Le 26 juillet 2023, des putschistes renversent le président nigérien, Mohamed Bazoum, dernier allié de la France au Sahel. Un « ami » qu’Emmanuel Macron a tenté de sauver… en vain. L’histoire de cette chute raconte mieux qu’aucune autre les ressorts d’une débâcle historique dans une région en pleine recomposition géopolitique.

Paris, 15 septembre 2022, palais de l’Élysée. En ce début de soirée, une berline aux vitres teintées avance dans la cour d’honneur encore éclaboussée de lumière. Costume sombre, visage souriant barré d’une fine moustache, l’élégant président du Niger, Mohamed Bazoum, s’avance d’un pas sûr et prend chaleureusement dans les bras son homologue, Emmanuel Macron. Cette rencontre ne figure pas dans l’agenda officiel du chef de l’État français qui a bousculé son programme pour recevoir cet ami de passage à Paris d’où il s’envolera ensuite vers New York pour l’Assemblée générale des Nations unies. Le dernier allié de la France au Sahel vaut bien les honneurs et le secret. Le corps préfectoral s’est contenté d’un entretien écourté et les Journées européennes du patrimoine, dans la Creuse, attendront.

Les deux chefs d’État prennent place à table, sous les ors du Salon des portraits et les regards scrutateurs de souverains européens du XIXe siècle. Autour d’une noix de ris de veau rôtie et d’une tombée d’épinards, ils en viennent rapidement au sujet de leur rencontre et de leurs préoccupations : les juntes militaires du Mali et du Burkina Faso. Depuis 2020, de jeunes officiers ont pris le pouvoir par les armes à Bamako, puis à Ouagadougou, déterminés à réduire à néant l’influence de la France, considérée comme néocoloniale et accusée de collusion avec les djihadistes ou des mouvements rebelles touareg. Bazoum comme Macron s’inquiètent de voir ces putschistes impavides pactiser avec la Russie. Les mercenaires de Wagner se substituent peu à peu aux 4 000 militaires tricolores de l’opération Barkhane, assimilés à une force d’occupation et chassés du Mali en 2022.

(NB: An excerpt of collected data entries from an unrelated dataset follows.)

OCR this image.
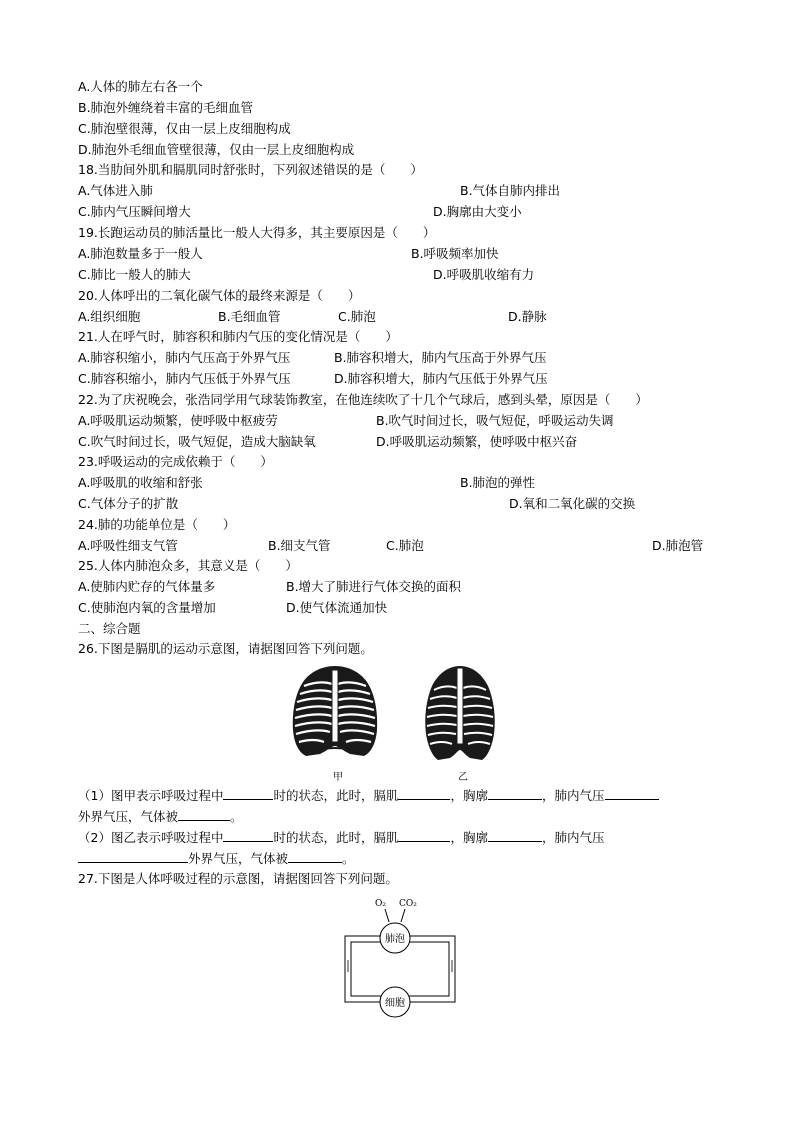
A.人体的肺左右各一个
B.肺泡外缠绕着丰富的毛细血管
C.肺泡壁很薄，仅由一层上皮细胞构成
D.肺泡外毛细血管壁很薄，仅由一层上皮细胞构成
18.当肋间外肌和膈肌同时舒张时，下列叙述错误的是（　　）
A.气体进入肺	B.气体自肺内排出
C.肺内气压瞬间增大	D.胸廓由大变小
19.长跑运动员的肺活量比一般人大得多，其主要原因是（　　）
A.肺泡数量多于一般人	B.呼吸频率加快
C.肺比一般人的肺大	D.呼吸肌收缩有力
20.人体呼出的二氧化碳气体的最终来源是（　　）
A.组织细胞	B.毛细血管	C.肺泡	D.静脉
21.人在呼气时，肺容积和肺内气压的变化情况是（　　）
A.肺容积缩小，肺内气压高于外界气压	B.肺容积增大，肺内气压高于外界气压
C.肺容积缩小，肺内气压低于外界气压	D.肺容积增大，肺内气压低于外界气压
22.为了庆祝晚会，张浩同学用气球装饰教室，在他连续吹了十几个气球后，感到头晕，原因是（　　）
A.呼吸肌运动频繁，使呼吸中枢疲劳	B.吹气时间过长，吸气短促，呼吸运动失调
C.吹气时间过长，吸气短促，造成大脑缺氧	D.呼吸肌运动频繁，使呼吸中枢兴奋
23.呼吸运动的完成依赖于（　　）
A.呼吸肌的收缩和舒张	B.肺泡的弹性
C.气体分子的扩散	D.氧和二氧化碳的交换
24.肺的功能单位是（　　）
A.呼吸性细支气管	B.细支气管	C.肺泡	D.肺泡管
25.人体内肺泡众多，其意义是（　　）
A.使肺内贮存的气体量多	B.增大了肺进行气体交换的面积
C.使肺泡内氧的含量增加	D.使气体流通加快
二、综合题
26.下图是膈肌的运动示意图，请据图回答下列问题。
甲	乙
（1）图甲表示呼吸过程中	时的状态，此时，膈肌	，胸廓	，肺内气压
外界气压，气体被	。
（2）图乙表示呼吸过程中	时的状态，此时，膈肌	，胸廓	，肺内气压
外界气压，气体被	。
27.下图是人体呼吸过程的示意图，请据图回答下列问题。
O₂ CO₂
肺泡
细胞
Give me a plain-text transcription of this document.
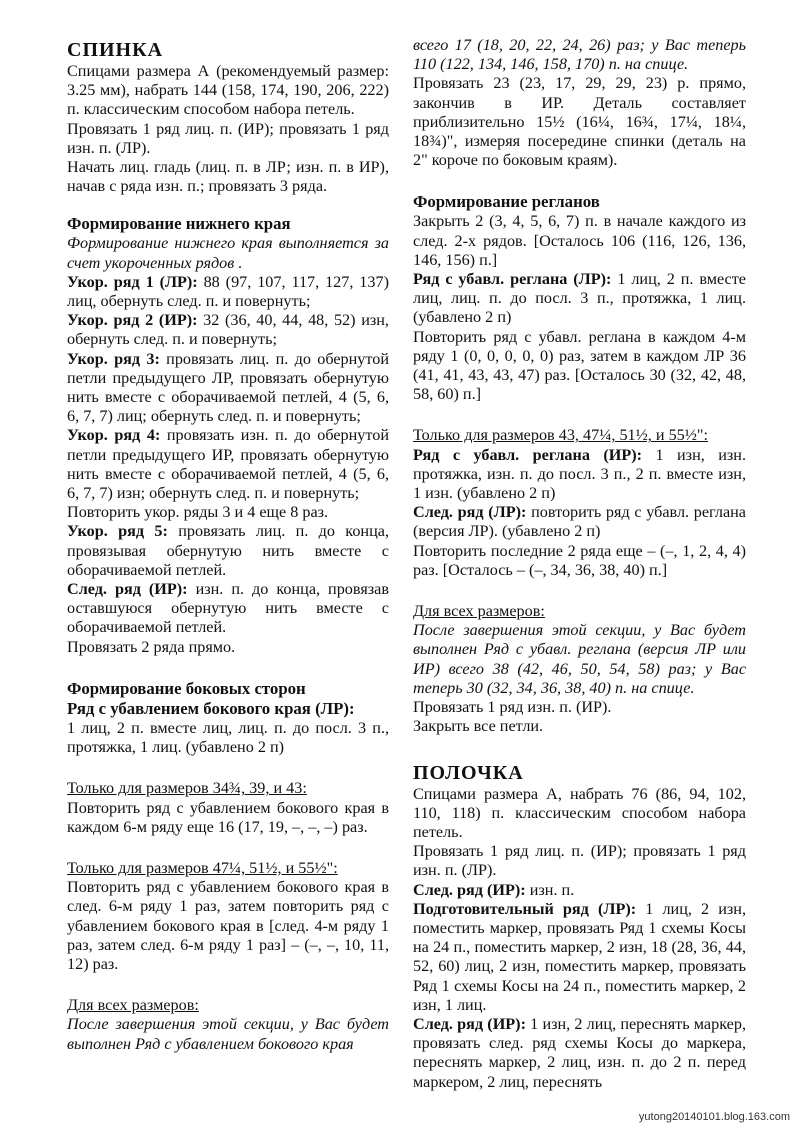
СПИНКА
Спицами размера А (рекомендуемый размер: 3.25 мм), набрать 144 (158, 174, 190, 206, 222) п. классическим способом набора петель.
Провязать 1 ряд лиц. п. (ИР); провязать 1 ряд изн. п. (ЛР).
Начать лиц. гладь (лиц. п. в ЛР; изн. п. в ИР), начав с ряда изн. п.; провязать 3 ряда.
Формирование нижнего края
Формирование нижнего края выполняется за счет укороченных рядов .
Укор. ряд 1 (ЛР): 88 (97, 107, 117, 127, 137) лиц, обернуть след. п. и повернуть;
Укор. ряд 2 (ИР): 32 (36, 40, 44, 48, 52) изн, обернуть след. п. и повернуть;
Укор. ряд 3: провязать лиц. п. до обернутой петли предыдущего ЛР, провязать обернутую нить вместе с оборачиваемой петлей, 4 (5, 6, 6, 7, 7) лиц; обернуть след. п. и повернуть;
Укор. ряд 4: провязать изн. п. до обернутой петли предыдущего ИР, провязать обернутую нить вместе с оборачиваемой петлей, 4 (5, 6, 6, 7, 7) изн; обернуть след. п. и повернуть;
Повторить укор. ряды 3 и 4 еще 8 раз.
Укор. ряд 5: провязать лиц. п. до конца, провязывая обернутую нить вместе с оборачиваемой петлей.
След. ряд (ИР): изн. п. до конца, провязав оставшуюся обернутую нить вместе с оборачиваемой петлей.
Провязать 2 ряда прямо.
Формирование боковых сторон
Ряд с убавлением бокового края (ЛР):
1 лиц, 2 п. вместе лиц, лиц. п. до посл. 3 п., протяжка, 1 лиц. (убавлено 2 п)
Только для размеров 34¾, 39, и 43:
Повторить ряд с убавлением бокового края в каждом 6-м ряду еще 16 (17, 19, –, –, –) раз.
Только для размеров 47¼, 51½, и 55½":
Повторить ряд с убавлением бокового края в след. 6-м ряду 1 раз, затем повторить ряд с убавлением бокового края в [след. 4-м ряду 1 раз, затем след. 6-м ряду 1 раз] – (–, –, 10, 11, 12) раз.
Для всех размеров:
После завершения этой секции, у Вас будет выполнен Ряд с убавлением бокового края
всего 17 (18, 20, 22, 24, 26) раз; у Вас теперь 110 (122, 134, 146, 158, 170) п. на спице.
Провязать 23 (23, 17, 29, 29, 23) р. прямо, закончив в ИР. Деталь составляет приблизительно 15½ (16¼, 16¾, 17¼, 18¼, 18¾)", измеряя посередине спинки (деталь на 2" короче по боковым краям).
Формирование регланов
Закрыть 2 (3, 4, 5, 6, 7) п. в начале каждого из след. 2-х рядов. [Осталось 106 (116, 126, 136, 146, 156) п.]
Ряд с убавл. реглана (ЛР): 1 лиц, 2 п. вместе лиц, лиц. п. до посл. 3 п., протяжка, 1 лиц. (убавлено 2 п)
Повторить ряд с убавл. реглана в каждом 4-м ряду 1 (0, 0, 0, 0, 0) раз, затем в каждом ЛР 36 (41, 41, 43, 43, 47) раз. [Осталось 30 (32, 42, 48, 58, 60) п.]
Только для размеров 43, 47¼, 51½, и 55½":
Ряд с убавл. реглана (ИР): 1 изн, изн. протяжка, изн. п. до посл. 3 п., 2 п. вместе изн, 1 изн. (убавлено 2 п)
След. ряд (ЛР): повторить ряд с убавл. реглана (версия ЛР). (убавлено 2 п)
Повторить последние 2 ряда еще – (–, 1, 2, 4, 4) раз. [Осталось – (–, 34, 36, 38, 40) п.]
Для всех размеров:
После завершения этой секции, у Вас будет выполнен Ряд с убавл. реглана (версия ЛР или ИР) всего 38 (42, 46, 50, 54, 58) раз; у Вас теперь 30 (32, 34, 36, 38, 40) п. на спице.
Провязать 1 ряд изн. п. (ИР).
Закрыть все петли.
ПОЛОЧКА
Спицами размера А, набрать 76 (86, 94, 102, 110, 118) п. классическим способом набора петель.
Провязать 1 ряд лиц. п. (ИР); провязать 1 ряд изн. п. (ЛР).
След. ряд (ИР): изн. п.
Подготовительный ряд (ЛР): 1 лиц, 2 изн, поместить маркер, провязать Ряд 1 схемы Косы на 24 п., поместить маркер, 2 изн, 18 (28, 36, 44, 52, 60) лиц, 2 изн, поместить маркер, провязать Ряд 1 схемы Косы на 24 п., поместить маркер, 2 изн, 1 лиц.
След. ряд (ИР): 1 изн, 2 лиц, переснять маркер, провязать след. ряд схемы Косы до маркера, переснять маркер, 2 лиц, изн. п. до 2 п. перед маркером, 2 лиц, переснять
yutong20140101.blog.163.com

Un exorciste contre la « Françafrique  »

Dans ce Sahel plus que jamais sous la pression d’une myriade de groupes armés se diffuse une rhétorique anti-occidentale panachée d’un néo-panafricanisme, porté entre autres par l’activiste franco-béninois Kemi Seba. Assumant volontiers avoir été un temps financé par les réseaux de propagande russe, ce soutien affiché des juntes multiplie les meetings sur le continent et les messages belliqueux sur les réseaux sociaux. À chaque fois, le quadragénaire en croisade harangue les foules, tel un pasteur exorciste contre la « Françafrique », ses « pions » et les dirigeants « traîtres » d’Afrique, dont Bazoum est, selon lui, « l’archétype ».

Ce soir de septembre à l’Élysée, entre le tsar Nicolas Ier et le pape Pie IV, le chef de l’État nigérien invite délicatement son « jeune frère », de dix-huit ans son cadet, à un exercice d’autocritique, à faire preuve de modestie face à la fatalité d’une débâcle. Car l’État français, subitement indésirable, pris pour cible et impuissant, se retrouve désemparé devant un tel changement de paradigme sur le terrain. Emmanuel Macron et ses conseillers militaires s’accrochent désespérément à ce Sahel dans lequel la France est enlisée depuis plus d’une décennie et dont ils ne comprennent plus les dynamiques.

Au risque d’exposer encore un peu plus Bazoum, Macron prévoit de rapatrier au Niger une partie des effectifs en cours de retrait du Mali.

En enfant de la zone dont il est l’un des plus fins connaisseurs, Mohamed Bazoum n’a cessé de partager ses analyses, d’éclairer avec patience et pédagogie ce partenaire. Un exercice auquel il se livrait déjà lorsqu’il faisait fonction de ministre des Affaires étrangères puis de l’Intérieur dans son pays. C’était sous la présidence de son « camarade » de lutte pour la démocratie, Mahamadou Issoufou, auquel il a succédé en avril 2021. Aussi ce soir-là, le locataire de l’Élysée l’écoute-t-il avec respect. Mais il pense déjà à la suite. Au risque d’exposer encore un peu plus son invité, Macron prévoit de réarticuler son dispositif militaire depuis Niamey, la capitale du Niger. Il compte y rapatrier une partie des effectifs en cours de retrait du Mali. C’est d’ailleurs pour lui le principal objectif de ce dîner.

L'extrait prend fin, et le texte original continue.